The MUCH more remarkable thing is that I haven't missed any other days! I'm on track to hit 365 out of 366 ;)

It makes me happy and so proud to have made it this far. When I set this goal, I knew it was theoretically doable—Crystal Moody was my inspiration, and she’s on her 3rd year—but “theoretically doable” is not the same as actually, physically, literally possible. It really seemed like a fantasy to think I’d still be drawing daily. AND YET! I'm doing it!

And I love it. This has not been a chore for me, it’s something I look forward to (almost) every day. That’s not to say it’s been EASY every day, just that making this time in my day is a joy rather than a chore. Some days, I’m stressed because it’s late and I haven’t gotten to draw yet, and drawing after Julian’s bedtime is definitely not my favorite—but it’s still something I want to do, even when the timing is not ideal. Some days, I don’t know what to draw, and that’s stressful, but I push through because I know that I want to do this.

I love it so much that don’t want to stop at the end of the year. In fact, I hope to draw, or paint or otherwise make art with my hands, every single day for the rest of my life.

Every. Single. Day. for the Rest. of my Life.

I never thought I’d feel that way about anything.

Thoughts on Praise and Compliments

I’ve started to get compliments from friends and acquaintances, “Oh, I had no idea that you had artistic talent!” I usually respond with some sort of awkward “thank you” (and I really am grateful for the kind words). But what I really want to say in response is, "I DON’T." I don’t have talent! I just do it every day. That’s the “secret,” just to do it every day, over and over. Practice is the answer.

I suppose I can agree that I am creative at heart, and that’s a sort of natural talent. It’s not exactly as if I started from nothing. But I greatly dislike the idea that talent and art must go hand-in-hand. There is no talent without the work. The work is everything. The practice is everything.

It’s also awkward for me, when I get this sort of praise, because my work is still so (sosososo) far from where I want it to be. The compliments are heartening and appreciated, but I also think: how can you think this crap is any good?! 

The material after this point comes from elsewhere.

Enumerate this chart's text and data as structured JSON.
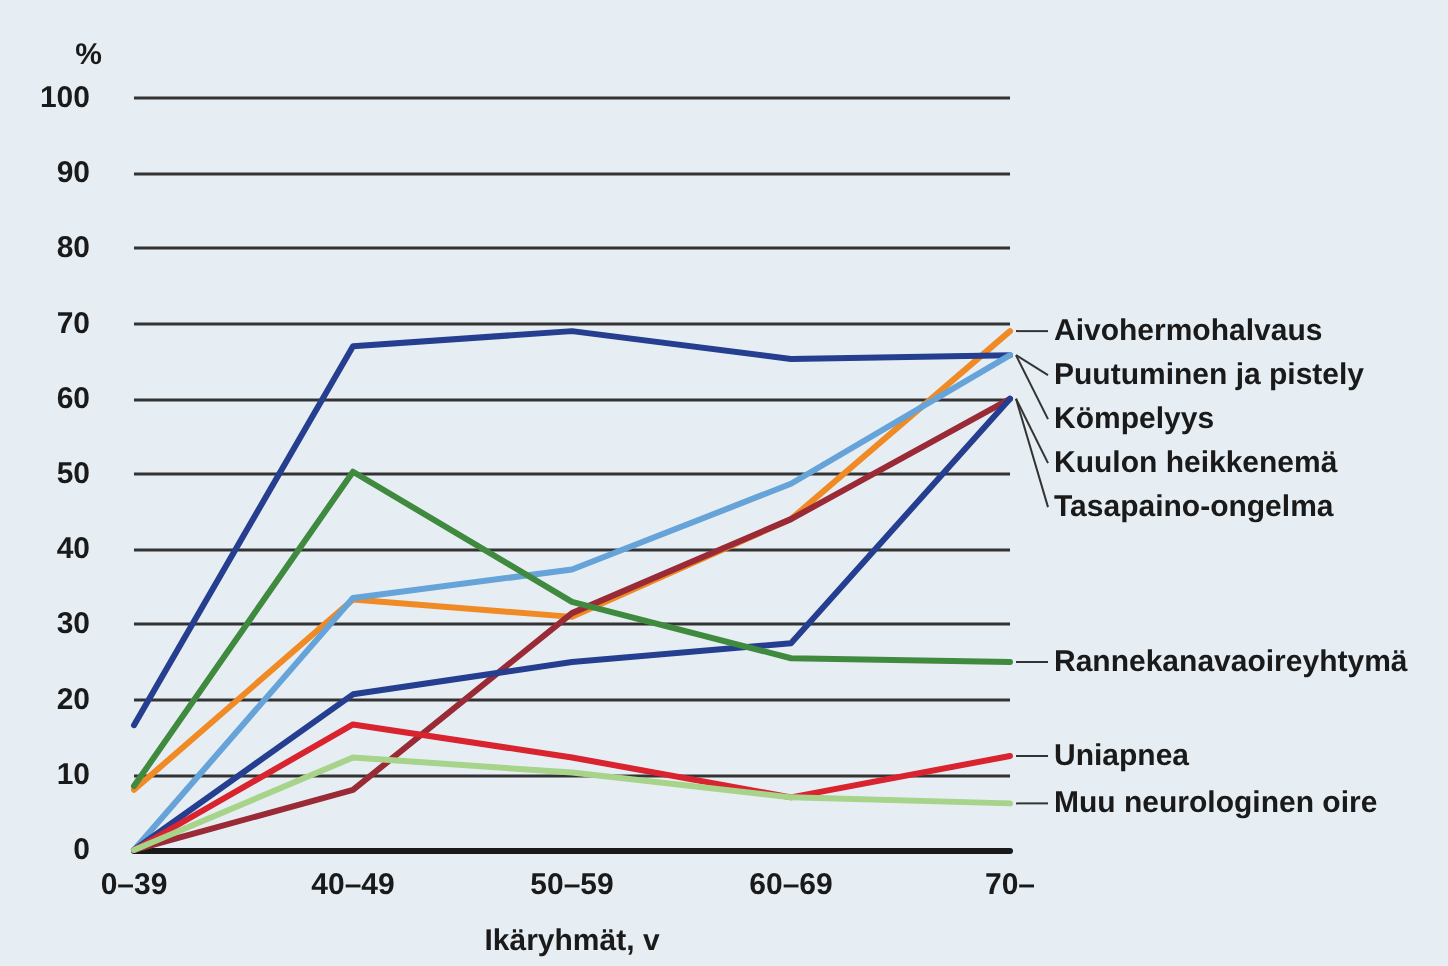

Now I believe that my work WILL someday get as good as I want it to be. That’s the difference that this year is making for me. It used to seem impossible that I’d ever be any good, and god but I hate doing things when I’m not good at them. So it always seemed better to just not try. Now I trust in the practice + the process, and I believe in my heart that all I have to do is to just keep doing the work. I think maybe in another year or 2, I might finally get to a better place in my work. I'm ok with that. I'm in it for the long haul.


I am heartened by that famous and fantastic Ira Glass quote about struggling through the creative gap. It really is the single most important concept for any artist or writer or creative. You can read it here or even better, listen to it here… in fact, I recommend for any aspiring artist to listen to Ira Glass speak those words, like, weekly. Go listen, then come back, I'll wait...

There's also an interview with Lisa Congdon on CBTV, where the topic is Creative Happiness. She says: 

Most artists, we look at our work with a certain critical eye. And that’s not necessarily a bad thing—it’s a bad thing if it paralyzes you from doing anything at all. You want to have this balance of knowing that you haven’t arrived, or that something could always be better or more interesting, but also not let that prevent you from putting anything out into the world at all.
— Lisa Congdon

Knowing that Lisa feels that way, when I admire her work so much, really helps me have perspective. It's always going to be a balance of striving and improving, and not letting anything stop you.